A. La caractérisation rigoureuse d’une menace persistante pour la sécurité publique

Pour valider l’obligation de quitter le territoire français, la Cour administrative d’appel de Nantes se fonde prioritairement sur la dangerosité du comportement du requérant étranger. Elle relève que l’intéressé a été définitivement condamné pour des faits de violence aggravée, soulignant que cette condamnation s’inscrit dans un contexte de récidive pénale avérée. Le juge administratif précise que le bulletin du casier judiciaire mentionne de multiples infractions commises entre 2015 et 2019, incluant des faits de violence et d’ivresse. Il est ainsi retenu que la « menace à l’ordre public que représente la présence de l’intéressé sur le territoire national » justifie légalement la mesure d’éloignement. Cette appréciation souveraine des faits permet aux magistrats de confirmer la nécessité de la décision administrative face à la gravité des troubles causés à la société.

B. La proportionnalité du refus de séjour face aux attaches familiales transposables

Le requérant invoquait la méconnaissance des stipulations de l’article 8 de la Convention européenne de sauvegarde des droits de l’homme relatives au respect de la vie familiale. Toutefois, la juridiction administrative estime que l’autorité préfectorale n’a pas porté une atteinte disproportionnée à ce droit fondamental malgré la présence d’une épouse et d’enfants. La Cour souligne que l’intéressé ne justifie d’aucun lien effectif avec son premier enfant et qu’il n’établit pas être dépourvu d’attaches familiales dans son pays d’origine. Les juges considèrent que la vie familiale peut se poursuivre au Maroc, pays où la relation avec la seconde épouse a débuté et où le couple a séjourné. L’insertion socioprofessionnelle n’est pas jugée suffisamment significative pour contrebalancer la menace à l’ordre public, rendant l’éloignement compatible avec les exigences du droit conventionnel.

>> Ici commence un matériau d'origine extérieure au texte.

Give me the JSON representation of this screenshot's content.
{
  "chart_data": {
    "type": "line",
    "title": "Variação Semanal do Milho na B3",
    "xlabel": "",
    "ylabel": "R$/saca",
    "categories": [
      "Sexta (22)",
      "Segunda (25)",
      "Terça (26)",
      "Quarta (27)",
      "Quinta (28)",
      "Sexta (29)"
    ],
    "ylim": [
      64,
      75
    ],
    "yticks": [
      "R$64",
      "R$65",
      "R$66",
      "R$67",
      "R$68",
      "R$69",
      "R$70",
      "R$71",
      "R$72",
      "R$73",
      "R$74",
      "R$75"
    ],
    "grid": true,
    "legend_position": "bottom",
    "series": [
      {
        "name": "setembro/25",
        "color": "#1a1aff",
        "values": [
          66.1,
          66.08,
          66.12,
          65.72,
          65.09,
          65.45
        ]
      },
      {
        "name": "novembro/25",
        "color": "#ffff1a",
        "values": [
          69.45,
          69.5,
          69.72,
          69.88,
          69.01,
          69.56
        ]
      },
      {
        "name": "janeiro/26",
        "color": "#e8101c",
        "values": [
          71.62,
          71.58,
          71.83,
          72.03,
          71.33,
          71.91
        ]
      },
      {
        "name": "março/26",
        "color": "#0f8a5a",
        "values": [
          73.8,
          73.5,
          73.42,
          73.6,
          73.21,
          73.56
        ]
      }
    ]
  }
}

Cette analyse de la situation personnelle du requérant commande également l’examen de la mesure accessoire d’interdiction de retour sur le territoire français.

II. La rigueur du contrôle juridictionnel des mesures de sûreté et d’éloignement

A. L’articulation entre l’intérêt supérieur de l’enfant et l’impératif de sûreté publique

Le juge administratif examine ensuite le moyen tiré de la méconnaissance du premier paragraphe de l’article 3 de la Convention internationale relative aux droits de l’enfant. Il rappelle que l’autorité administrative doit accorder une « attention primordiale à l’intérêt supérieur des enfants » dans toutes les décisions affectant leur situation de manière directe. Cependant, la Cour administrative d’appel de Nantes considère que la décision portant obligation de quitter le territoire français ne porte pas atteinte à cet intérêt supérieur. Elle relève qu’aucun obstacle ne s’oppose à ce que les jeunes enfants et leur mère accompagnent le requérant dans son pays d’origine pour y vivre. L’absence de preuves concernant l’entretien et l’éducation du premier enfant né d’une précédente union renforce la position de la juridiction sur l’absence de violation conventionnelle.

B. La validation d’une interdiction de retour justifiée par la gravité des infractions

Enfin, la Cour administrative d’appel de Nantes confirme la légalité de l’interdiction de retour sur le territoire français pour une durée maximale de trois années. Elle applique les dispositions des articles L. 612-6 et L. 612-10 du code de l’entrée et du séjour des étrangers et du droit d’asile. Le juge vérifie que l’administration a tenu compte de la menace pour l’ordre public ainsi que de la nature des liens entretenus avec la France. En l’espèce, la gravité des faits criminels et le maintien antérieur en situation irrégulière justifient le quantum de la peine administrative prononcée par le préfet. La décision souligne la cohérence entre la mesure d’éloignement et la durée de l’interdiction de retour, confirmant ainsi la validité intégrale de l’arrêté contesté. Le rejet de la requête illustre la sévérité du juge administratif envers les ressortissants étrangers dont le comportement porte gravement atteinte à la sécurité nationale.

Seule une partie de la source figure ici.